Although they are not overly optimistic about being heard, the AMA will be consulting with Alberta Health about the release of a Physician Sunshine List and pointing out the need to contextualize gross billing data for an honest public discussion about physician compensation. “Do I think Alberta Health will take any steps to ensure the information they release is an accurate measure of what physicians earn?” asked Dr. Molnar rhetorically. “No, I think they’re going to provide a list of names with raw billings attached. That’s why we are proactively setting the record straight.” 

Dr. Molnar also said that AMA will be raising some concerns about protecting the privacy and security of some physicians and their families in certain circumstances. “Many of our members have extended families in other, more dangerous, parts of the world or do charity work in these places through programs such as Doctors Without Borders. In these cases, attaching a name to billings could actually pose a real security threat, and there needs to be a mechanism to address this. In any case, it’s not necessary to identify individuals in order to be transparent about payments.” 

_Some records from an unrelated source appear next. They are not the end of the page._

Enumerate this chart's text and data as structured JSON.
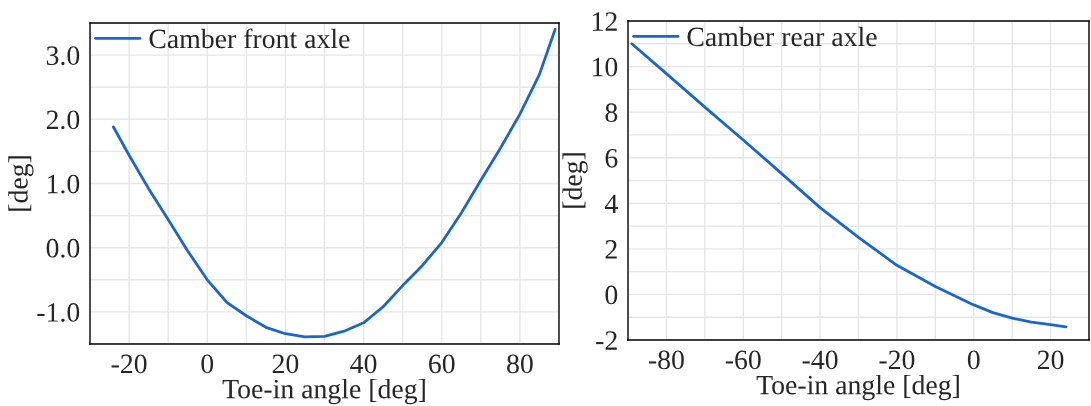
{
  "chart_data": [
    {
      "type": "line",
      "xlabel": "Toe-in angle [deg]",
      "ylabel": "[deg]",
      "legend": "top left",
      "grid": true,
      "x": [
        -24,
        -20,
        -15,
        -10,
        -5,
        0,
        5,
        10,
        15,
        20,
        25,
        30,
        35,
        40,
        45,
        50,
        55,
        60,
        65,
        70,
        75,
        80,
        85,
        89
      ],
      "series": [
        {
          "name": "Camber front axle",
          "color": "#1a66cc",
          "values": [
            1.88,
            1.44,
            0.92,
            0.44,
            -0.05,
            -0.5,
            -0.85,
            -1.06,
            -1.24,
            -1.34,
            -1.39,
            -1.38,
            -1.3,
            -1.17,
            -0.92,
            -0.59,
            -0.28,
            0.08,
            0.54,
            1.05,
            1.55,
            2.08,
            2.7,
            3.4
          ]
        }
      ],
      "xlim": [
        -30,
        90
      ],
      "xticks": [
        {
          "value": -30,
          "label": null
        },
        {
          "value": -20,
          "label": "-20"
        },
        {
          "value": -10,
          "label": null
        },
        {
          "value": 0,
          "label": "0"
        },
        {
          "value": 10,
          "label": null
        },
        {
          "value": 20,
          "label": "20"
        },
        {
          "value": 30,
          "label": null
        },
        {
          "value": 40,
          "label": "40"
        },
        {
          "value": 50,
          "label": null
        },
        {
          "value": 60,
          "label": "60"
        },
        {
          "value": 70,
          "label": null
        },
        {
          "value": 80,
          "label": "80"
        },
        {
          "value": 90,
          "label": null
        }
      ],
      "ylim": [
        -1.5,
        3.5
      ],
      "yticks": [
        {
          "value": -1.5,
          "label": null
        },
        {
          "value": -1.0,
          "label": "-1.0"
        },
        {
          "value": -0.5,
          "label": null
        },
        {
          "value": 0.0,
          "label": "0.0"
        },
        {
          "value": 0.5,
          "label": null
        },
        {
          "value": 1.0,
          "label": "1.0"
        },
        {
          "value": 1.5,
          "label": null
        },
        {
          "value": 2.0,
          "label": "2.0"
        },
        {
          "value": 2.5,
          "label": null
        },
        {
          "value": 3.0,
          "label": "3.0"
        },
        {
          "value": 3.5,
          "label": null
        }
      ]
    },
    {
      "type": "line",
      "xlabel": "Toe-in angle [deg]",
      "ylabel": "[deg]",
      "legend": "top left",
      "grid": true,
      "x": [
        -89,
        -80,
        -70,
        -60,
        -50,
        -40,
        -30,
        -20,
        -10,
        0,
        5,
        10,
        15,
        20,
        24
      ],
      "series": [
        {
          "name": "Camber rear axle",
          "color": "#1a66cc",
          "values": [
            11.0,
            9.69,
            8.22,
            6.78,
            5.3,
            3.81,
            2.5,
            1.28,
            0.35,
            -0.46,
            -0.8,
            -1.04,
            -1.22,
            -1.33,
            -1.42
          ]
        }
      ],
      "xlim": [
        -90,
        30
      ],
      "xticks": [
        {
          "value": -90,
          "label": null
        },
        {
          "value": -80,
          "label": "-80"
        },
        {
          "value": -70,
          "label": null
        },
        {
          "value": -60,
          "label": "-60"
        },
        {
          "value": -50,
          "label": null
        },
        {
          "value": -40,
          "label": "-40"
        },
        {
          "value": -30,
          "label": null
        },
        {
          "value": -20,
          "label": "-20"
        },
        {
          "value": -10,
          "label": null
        },
        {
          "value": 0,
          "label": "0"
        },
        {
          "value": 10,
          "label": null
        },
        {
          "value": 20,
          "label": "20"
        },
        {
          "value": 30,
          "label": null
        }
      ],
      "ylim": [
        -2,
        12
      ],
      "yticks": [
        {
          "value": -2,
          "label": "-2"
        },
        {
          "value": -1,
          "label": null
        },
        {
          "value": 0,
          "label": "0"
        },
        {
          "value": 1,
          "label": null
        },
        {
          "value": 2,
          "label": "2"
        },
        {
          "value": 3,
          "label": null
        },
        {
          "value": 4,
          "label": "4"
        },
        {
          "value": 5,
          "label": null
        },
        {
          "value": 6,
          "label": "6"
        },
        {
          "value": 7,
          "label": null
        },
        {
          "value": 8,
          "label": "8"
        },
        {
          "value": 9,
          "label": null
        },
        {
          "value": 10,
          "label": "10"
        },
        {
          "value": 11,
          "label": null
        },
        {
          "value": 12,
          "label": "12"
        }
      ]
    }
  ]
}
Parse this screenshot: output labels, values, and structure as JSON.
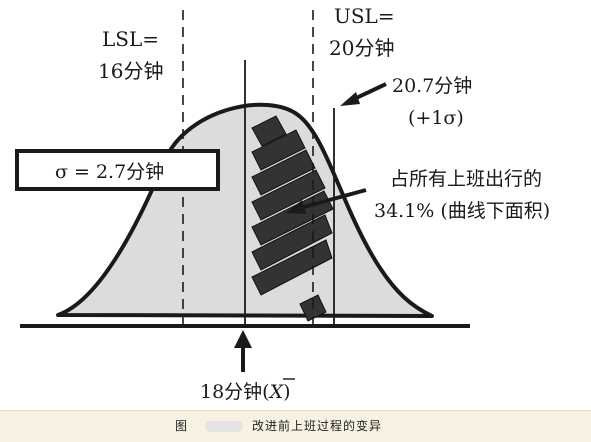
{
  "labels": {
    "lsl_line1": "LSL=",
    "lsl_line2": "16分钟",
    "usl_line1": "USL=",
    "usl_line2": "20分钟",
    "sigma_box": "σ = 2.7分钟",
    "plus_sigma_value": "20.7分钟",
    "plus_sigma_note": "(+1σ)",
    "share_line1": "占所有上班出行的",
    "share_line2": "34.1% (曲线下面积)",
    "mean_label": "18分钟(",
    "mean_symbol": "X",
    "mean_close": ")"
  },
  "caption": {
    "prefix": "图",
    "text": "改进前上班过程的变异"
  },
  "colors": {
    "curve_fill": "#dcdcdc",
    "ink": "#1a1a1a",
    "hatch": "#333333",
    "caption_bg": "#f6f1e0"
  }
}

Producing a physician sunshine list in 2020 (based upon 2019 billings or earlier) adds an additional complication in the form of COVID-19 that will significantly distort the information presented to the public. Gross billings of prior years in no way reflect the current situation for medical practices. Like many small business owners, physicians have experienced a dramatic 50 - 80% drop in revenue during the crisis that will take some time to recover. While business revenues remain well below pre-COVID levels, medical practices are weathering a drastic increase in overhead costs associated with personal protective equipment for doctors, staff and patients, enhanced cleaning and safety protocols that are particularly critical for their clinical businesses. 


Background Information

  • View a copy of Context Matters: The Facts About Physician Compensation in Alberta
  • The vast majority of Alberta’s physicians are compensated using a Fee-for-Service (FFS) model, where they bill the public healthcare system according to a schedule of fees associated with specific care provided to patients. Other payment models such as Alternative Relationship Plans (ARPs) or Academic Alternative Relationship Plans (AARPs) are not included in this analysis.